Le classifiche confermano, infine, il positivo trend della narrativa italiana, che piazza quattro titoli fra i dieci best performers e sette nelle prime venti posizioni. I motivi degni di approfondimento critico sono più d’uno: la riconferma tutt’altro che scontata di Giorgio Faletti; la tenuta di Camilleri (due romanzi nella top ten generale, quattro tra i primi dieci italiani) che, nonostante le molte, troppe novità annuali, non sembra mostrare segni di cedimento; il felice ritorno nelle posizioni di testa di uno scrittore di nicchia come Stefano Benni, undicesimo con Margherita Dolcevita (637 punti).
Ma, dal punto di vista sociologico, l’interesse maggiore lo suscita la perentoria affermazione di due opere prime di un certo decoro letterario: Con le peggiori intenzioni di Alessandro Piperno, ottavo con 667 punti, e Tre metri sopra il cielo di Federico Moccia, quindicesimo con i 488 punti dell’edizione tascabile (a cui si sommano i 177 dell’edizione rilegata che ripropone la versione integrale del romanzo, apparso in forma semiclandestina nel 1992). Anche senza inoltrarsi nell’esame dei testi, il risultato è apprezzabile di per sé: i nomi nuovi infatti sono merce rara, molto rara nel mercato dei successi italiani. Nonostante i segni di dinamismo che le classifiche immancabilmente registrano, il problema storico della nostra narrativa rimane quello di sempre: la scarsità degli autori disponibili senza pregiudizi al dialogo con i lettori di massa.
Le cifre lo documentano senza equivoci. Delle sei aree merceologiche in cui «Tuttolibri» suddivide i testi che hanno ottenuto un punteggio utile, la narrativa italiana è quella che conta il minor numero di titoli: solo sessantasei, contro gli ottantadue della narrativa straniera, gli ottantanove della saggistica, i centosei della varia, i centouno dei tascabili e i settantotto della letteratura per ragazzi. Colpa dei lettori che ai loro connazionali preferiscono i più corrivi narratori d’oltreoceano?
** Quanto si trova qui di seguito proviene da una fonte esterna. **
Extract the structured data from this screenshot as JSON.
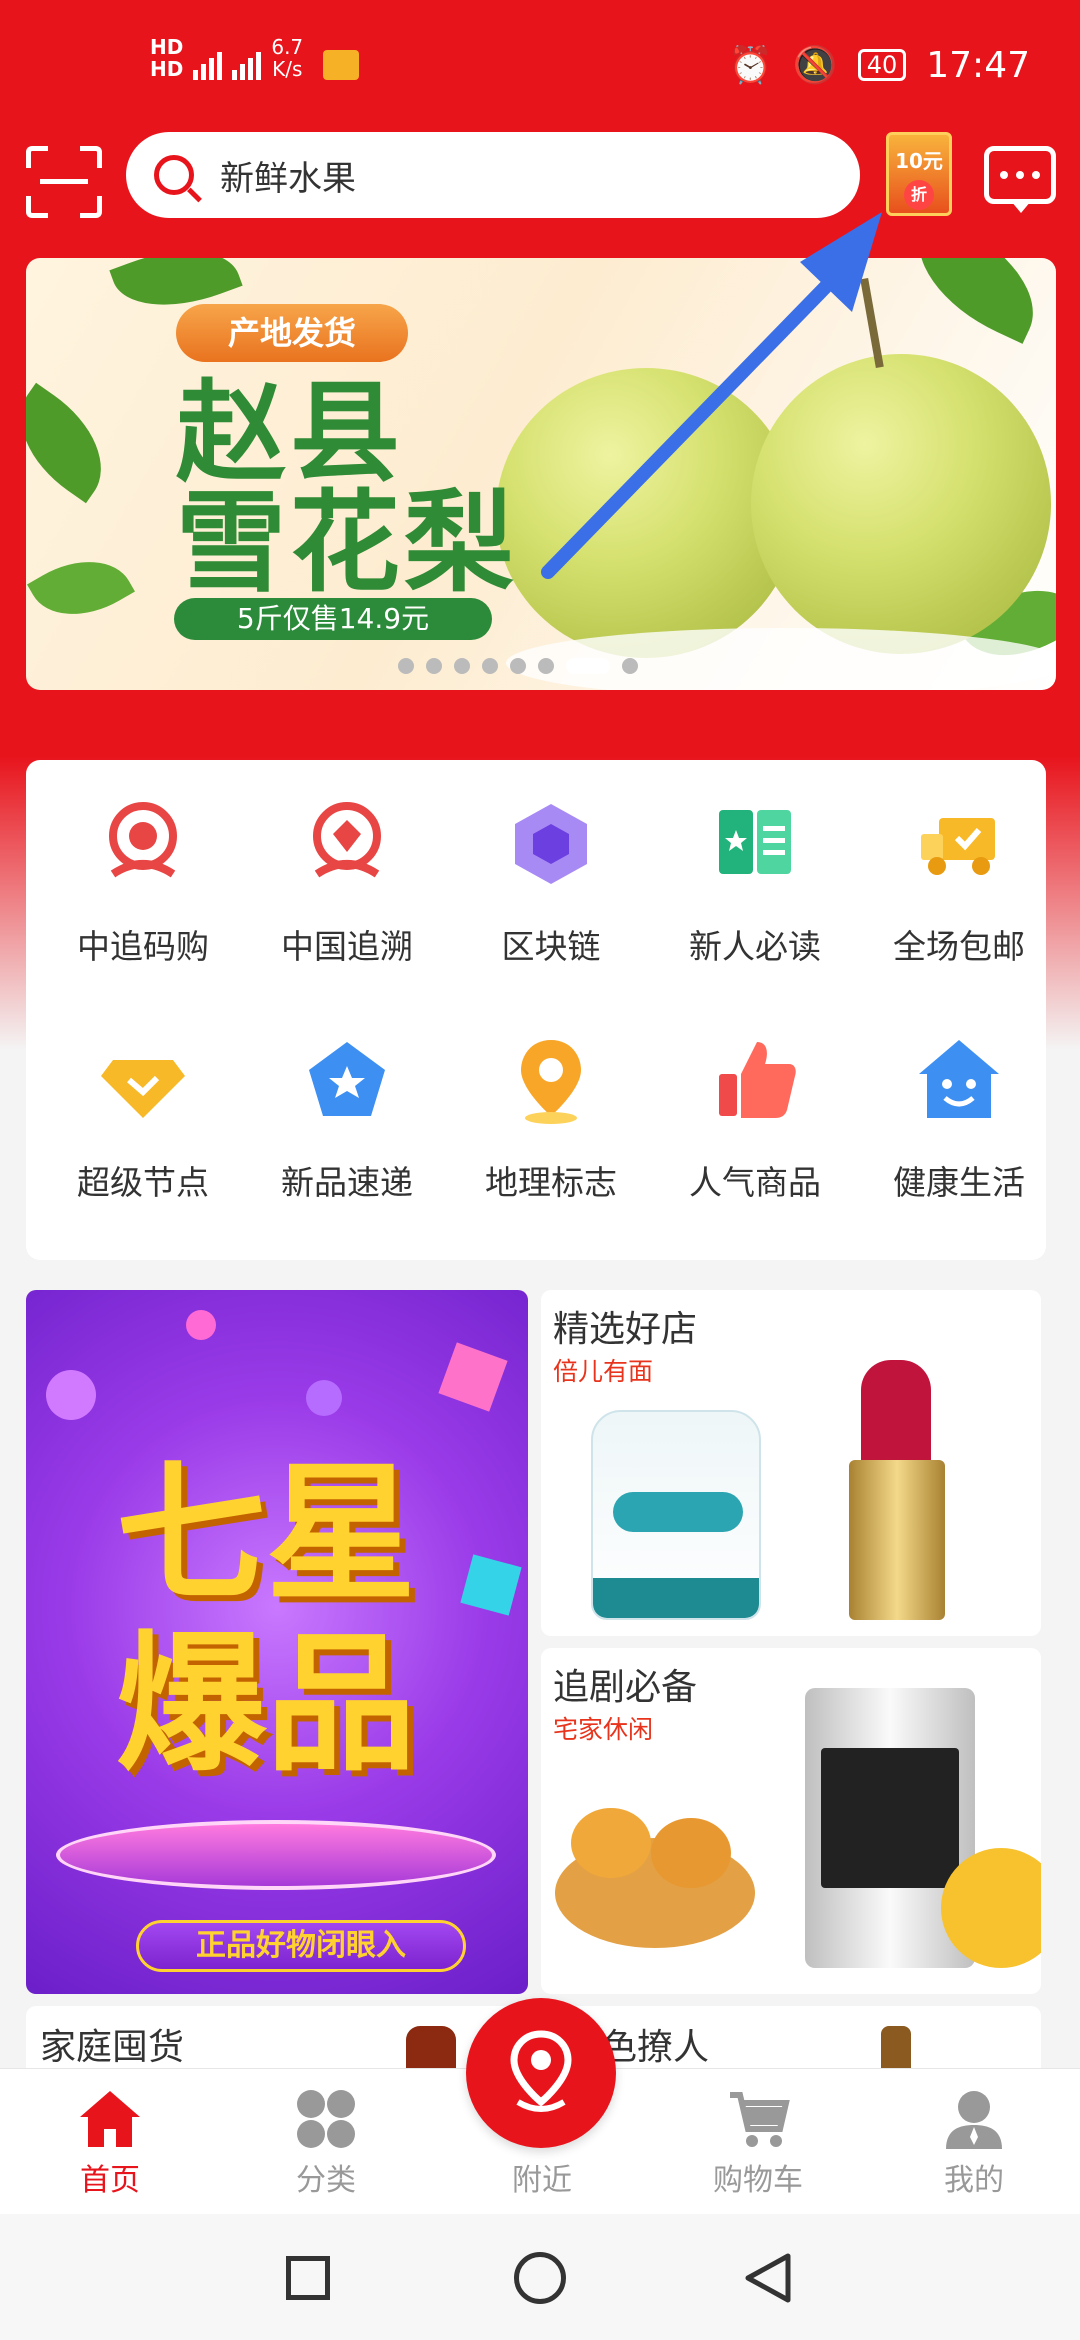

Niente affatto: le risposte positive incontrate dalle opere di Faletti, Camilleri, Benni, Piperno, Moccia dimostrano l’esatto contrario. D’altra parte, il successo letterario non si consegue mai una volta per tutte, nemmeno quando l’autore è vezzeggiato da giornali e tv. Lo ricorda il caso di Melissa P, che il pubblico non ha seguito nella conversione dal diario erotico al romanzo di indole intimistico-sentimentale: con 224 punti il suo L’odore del tuo respiro si arresta su posizioni di mezza classifica.